Drift: The Unmooring of American Military Power
- First edition
- Author: Rachel Maddow
- Language: English
- Subject: Declaration of war by the United States
- Publisher: Crown Publishing Group
- Publication date: March 27, 2012
- Publication place: United States
- Media type: Hardcover
- Pages: 288
- ISBN: 978-0-307-46098-1 (hardcover) ISBN 978-0-307-46099-8 (paperback)
- OCLC: 765967335

= Drift: The Unmooring of American Military Power =

2012 book by Rachel Maddow

Drift: The Unmooring of American Military Power is a 2012 book by Rachel Maddow. Her first book, Drift explores the premise that the manner in which the United States goes to war has gradually become more secretive and less democratic. In Drift, Maddow examines how American declarations of war have incrementally shifted from being congressionally approved to being centralized in the hands of the American president. The book's scope spans from the Vietnam War to the wars in Iraq and Afghanistan.
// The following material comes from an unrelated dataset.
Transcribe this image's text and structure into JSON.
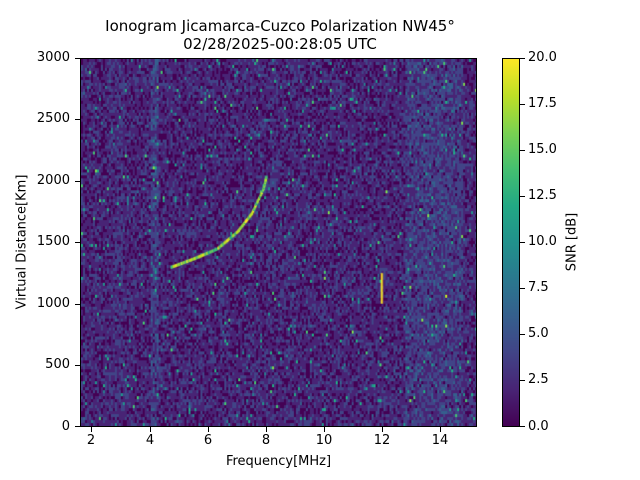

Maddow has said that she wrote Drift because the topic deserved a long-form format that could not be adequately addressed in her television program. The book is dedicated to former Vice President Dick Cheney because he was on her "wish list" for her to interview.

==Overview==
Drift opens with an analysis of the politics surrounding the Vietnam War, focusing on the Abrams Doctrine, which stressed public support for military operations. Maddow writes that Lyndon B. Johnson's reluctance to utilize the National Guard and the Army Reserve began the trend of separating the military and its use from the purview of the American population. She discusses the 1973 War Powers Resolution and the evolving role of the American President in military conflicts. After elaborating on the Reagan administration's role in the Invasion of Grenada and the Iran–Contra affair, Drift gives credit to George H. W. Bush for seeking Congressional approval for Operation Desert Storm. Maddow is critical of the use of private contractors and intelligence agencies in warfare. She writes about the American incursion into Pakistan to kill Osama bin Laden and makes the point that land set aside for houbara bustard hunting gave reason for both Pakistan and the United States to excuse the existence of a secret base that originated drone attacks.

==Chapters==
Prologue: Is It Too Late to Descope This?
1. G.I. Joe, Ho Chi Minh, and the American Art of Fighting about Fighting
2. A Nation at Peace Everywhere in the World
3. Let 'Er Fly
4. Isle of Spice
5. Stupid Regulations
6. Mylanta, 'Tis of Thee
7. Doing More with Less (Hassle)
8. "One Hell of a Killing Machine"
9. An $8 Trillion Fungus Among Us
Epilogue: You Build It, You Own It

==Critical reception==
Drifts back cover includes blurbs from Naomi Klein, Matt Taibbi, Tom Brokaw, and Fox News CEO Roger Ailes. Ailes wrote a positive review, saying "People who like Rachel will love the book. People who don’t will get angry, but aggressive debate is good for America. Drift is a book worth reading."

Slates Emily Bazelon writes that Maddow "takes her readers on a biting, bracing tour of the rise of American military bloat. Maddow wants us to confront the size and heft of the national security complex we’ve built, and also to understand how its gargantuan growth is tied to the wolfish executive branch’s usurpation of the sheeplike legislature’s war-making powers."

Drift was praised by Scott Shane in a review published in The New York Times' Sunday Book Review. He called it "a thought-provoking and timely book" but added that "her narrative is so beguiling that a reader may overlook its weaknesses", suggesting that the congressional approval for the wars in Afghanistan and Iraq undermined Maddow's argument that the executive branch had become overweening.

Gordon M. Goldstein, reviewing Drift along with War Time: An Idea, Its History, Its Consequences by Mary L. Dudziak in The Washington Post, complimented Maddow's "robust and eclectic research" but criticises her analysis of the 1991 invasion of Iraq, calling her narrative "too narrow", and NATO intervention in the Balkans in 1995, saying "her account is far too truncated". However, he notes that "Maddow’s distinctive voice in Drift is highly intelligent, often incredulous and intermittently and humorously profane," adding that she is "gifted at and deeply practiced in the art of public policy debate". He summarizes that although reasonable criticisms can be made of Maddow's argument "these...do little to dilute the overall force of her thesis, which is passionately and effectively articulated."

Drift debuted at the top of The New York Times Best Sellers list for hardcover nonfiction, where it remained at number one for five weeks and remained in the top 10 for an additional two weeks.